Tahrir will not repeat itself and the square is being rebuilt so it will no longer accommodate mass demonstrations. Not only the Islamists, who were relatively easily portrayed as dangerous jihadist terrorists, but also the young secular idealists were driven underground or into exile. The generals won’t repeat their mistakes and even the Obama administration, which for a year entertained the notion that an Islamist democracy could survive in Egypt, has been forced to swallow the existence of the renewed dictatorship and to resume military assistance and arms supplies, despite the flagrant human rights abuses.
Across the region the tide had been turned back. In Bahrain, where a Shia majority, encouraged by Iran, demanded civil rights, the Sunni regime increased repression. In Yemen the president went into exile; and in Libya, Muammar Kadaffi was gunned down on the street. But in their absence these countries are torn by internecine conflict and civil war. Bashar Assad has survived in Syria, at the price of drowning the country in the blood of 300,000 citizens, dislocating over half the population from their homes and exiling at least four million.
So why has only Tunisia succeeded?
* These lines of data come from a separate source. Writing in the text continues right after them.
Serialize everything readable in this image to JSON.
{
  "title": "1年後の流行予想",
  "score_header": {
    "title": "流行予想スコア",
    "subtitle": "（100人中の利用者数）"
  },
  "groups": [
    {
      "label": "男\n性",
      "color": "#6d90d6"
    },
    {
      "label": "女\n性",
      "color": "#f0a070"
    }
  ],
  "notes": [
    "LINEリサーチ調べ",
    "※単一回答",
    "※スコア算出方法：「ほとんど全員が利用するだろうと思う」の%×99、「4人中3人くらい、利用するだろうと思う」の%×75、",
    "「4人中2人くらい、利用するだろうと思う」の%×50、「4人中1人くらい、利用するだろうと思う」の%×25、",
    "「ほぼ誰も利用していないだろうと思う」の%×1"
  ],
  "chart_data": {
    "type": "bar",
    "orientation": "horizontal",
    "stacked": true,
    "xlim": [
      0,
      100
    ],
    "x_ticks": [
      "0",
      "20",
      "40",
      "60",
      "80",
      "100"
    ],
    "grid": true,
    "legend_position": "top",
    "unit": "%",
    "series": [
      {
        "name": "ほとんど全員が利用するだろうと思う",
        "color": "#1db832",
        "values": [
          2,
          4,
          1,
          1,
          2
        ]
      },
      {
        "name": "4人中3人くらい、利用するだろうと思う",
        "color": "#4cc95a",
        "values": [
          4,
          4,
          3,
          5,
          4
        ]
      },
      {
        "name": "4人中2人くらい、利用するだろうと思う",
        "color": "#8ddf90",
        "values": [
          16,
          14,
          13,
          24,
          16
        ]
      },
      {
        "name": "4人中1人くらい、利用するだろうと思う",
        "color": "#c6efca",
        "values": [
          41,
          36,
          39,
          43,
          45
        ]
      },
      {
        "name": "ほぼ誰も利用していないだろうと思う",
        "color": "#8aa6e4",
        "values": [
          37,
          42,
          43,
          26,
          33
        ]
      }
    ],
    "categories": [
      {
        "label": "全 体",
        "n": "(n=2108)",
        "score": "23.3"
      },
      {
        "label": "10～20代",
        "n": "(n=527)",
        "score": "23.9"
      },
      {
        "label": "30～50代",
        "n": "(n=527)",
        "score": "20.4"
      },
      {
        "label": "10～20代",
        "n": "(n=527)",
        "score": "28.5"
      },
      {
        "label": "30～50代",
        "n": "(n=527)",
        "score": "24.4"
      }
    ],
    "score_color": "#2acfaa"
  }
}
Every other unhappy country failed in its own way. In Egypt the greediness for power of the Muslim Brotherhood collided head-on with the army’s unrelenting hold on all the levers. In Libya, it turned out that the desert state was actually a collection of tribes and organized crime families which had been artificially held together by the strength of Kadaffi’s will and cruelty, fuelled by oil money. There was no other shared purpose.
Syria, nearly a hundred years after its creation along the lines drawn by British and French diplomats in the Sykes-Picot agreement, has also turned out to be an artificial state, existing only under iron rule. A similar process has been unfolding in Iraq, where the revolution came a decade earlier, following the American invasion. Into the vacuum entered the regional competitors, Iran and Saudi Arabia (which are struggling over Yemen’s future as well) and Turkey. The Saudis are also underwriting the future of the Bahraini Al Khalifa dynasty, and meanwhile another caliph has emerged – Abu Bakr al-Baghdadi, who envisages his ISIS fighters dismantling all other states in the region.
Tunisia was perhaps lucky. Its corrupt president Zine El Abidine Ben Ali, fell first, without warning. He had no time for preventive repression. Tunisia has no large neighbor eager to absorb it into its sphere of influence. It lacks significant energy resources and while its Islamists were quick off the mark in preparing for the first free elections, their hold on the public wasn’t strong enough to remain in power for long. Nor is the Tunisian army very powerful or pivotal in the economy. Safeguarding the generals’ interests did not necessitate their holding power.
And yes, this may be a bit Orientalist, but democracy needs time to develop and it probably is not a coincidence that the only country to emerge from the Arab revolutions with a functioning democracy is the one which still has relatively intact traditions from its time as a Western colonial possession, such as secularism, organized labor and equality for women, which survived under Ben Ali. Tunisia is democratic now but its character remains largely unchanged – a small sleepy state with a slightly French aroma on the Mediterranean.
The human instinct for freedom exists, but the need for stability and survival is more basic. Egyptians chose the familiar generals over the inexperienced Islamists. A matter of habit. In Bahrain, Jordan, Turkey, Saudi Arabia and the rest of the Persian Gulf, most citizens chose not to rise up against the old unbeloved but stable kings and dictators. Who can blame them? No one wants to end up like Yemen, Libya, Iraq or Syria.